Politica - 06 luglio 2017, 19:49

Ventimiglia: questione migranti, previsto per domattina a Roma un incontro fra il Sindaco Ioculano e il Ministro dell'Interno Minniti

In città i numeri sembrano in crescita, ma spaventano meno dell'estate precedente, anche a seguito delle strutture di accoglienza che si stanno approntando per far fronte anche alla più difficile situazione di emergenza.

E' previsto per domattina, intorno alle 10.15 al Viminale, un incontro fra il Sindaco di Ventimiglia Enrico Ioculano e il Ministro dell'Interno Marco Minniti per discutere, ovviamente, della situazione migranti nella città di confine. Massimo riserbo da parte del primo cittadino sull'incontro di domani, che farà seguito al vertice informale dei Ministri dell'Interno dell'Ue che si è svolto quest'oggi in Estonia, a Tallinn dove il Ministro ha aperto i lavori indicando gli interventi necessari da attuare in tempi molto stretti.

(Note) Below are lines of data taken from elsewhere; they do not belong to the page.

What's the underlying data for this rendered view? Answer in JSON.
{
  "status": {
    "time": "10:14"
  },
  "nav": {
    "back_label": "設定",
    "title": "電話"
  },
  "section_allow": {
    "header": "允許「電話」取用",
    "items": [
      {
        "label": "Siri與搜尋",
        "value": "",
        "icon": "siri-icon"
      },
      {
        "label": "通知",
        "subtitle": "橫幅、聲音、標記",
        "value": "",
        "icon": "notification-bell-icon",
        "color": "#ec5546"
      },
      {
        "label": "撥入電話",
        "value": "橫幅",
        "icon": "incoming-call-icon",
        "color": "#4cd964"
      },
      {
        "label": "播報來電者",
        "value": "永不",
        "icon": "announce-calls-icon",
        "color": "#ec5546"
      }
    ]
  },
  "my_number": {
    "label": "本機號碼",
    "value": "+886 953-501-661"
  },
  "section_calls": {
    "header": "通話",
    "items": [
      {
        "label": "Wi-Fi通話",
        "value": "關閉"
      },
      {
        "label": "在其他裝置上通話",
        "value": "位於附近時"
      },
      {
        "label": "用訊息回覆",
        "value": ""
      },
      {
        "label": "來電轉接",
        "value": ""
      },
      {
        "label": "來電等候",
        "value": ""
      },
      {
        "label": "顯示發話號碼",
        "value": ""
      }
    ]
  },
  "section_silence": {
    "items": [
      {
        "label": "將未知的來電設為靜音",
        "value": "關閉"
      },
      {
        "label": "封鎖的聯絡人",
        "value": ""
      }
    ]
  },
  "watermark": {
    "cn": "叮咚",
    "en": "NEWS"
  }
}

Dal vertice di Tallinn l'Italia è tornata a casa con alcune richieste accolte fra cui maggiori fondi europei per installare in Libia un centro di coordinamento marittimo, parere favorevole ad approntare un codice di comportamento per le organizzazioni non governative che operano salvataggi in mare, nonché l'incremento delle quote di ricollocamento nei Paesi dell'Unione Europea da parte dei richiedenti asilo sbarcati in Italia. Tutto questo nell'intento, come sottolineato dal Ministro Ministro, di non arrivare a soluzioni drastiche come la chiusura dei porti per le navi che salvano i migranti in mare.

Nello specifico, sarà però la questione Ventimiglia al centro dell'incontro fra il primo cittadino e il Ministro dell'Interno. In città i numeri sembrano in crescita, ma spaventano meno dell'estate precedente, anche a seguito delle strutture di accoglienza che si stanno approntando per far fronte anche alla più difficile situazione di emergenza. 497 i migranti che questa notte hanno dormito al Campo Roja, tra questi anche 16 minori non accompagnati, 423 le cene distribuite e 474 i pranzi.

“Siamo pronti ad accogliere anche in numero maggiore rispetto a quelle che sono effettivamente le possibilità della struttura – spiegano dal Campo della Croce Rossa – oltre ai moduli abitativi, abbiamo allestito due tende che sono piene e, come l'estate scorsa, visto che il tempo lo consente, abbiamo messo nuovamente le brandine sotto il cavalcavia. I minori si trovano invece nei moduli, in una parte del campo che è stata adibita a loro e sono seguiti costantemente dai mediatori culturali.”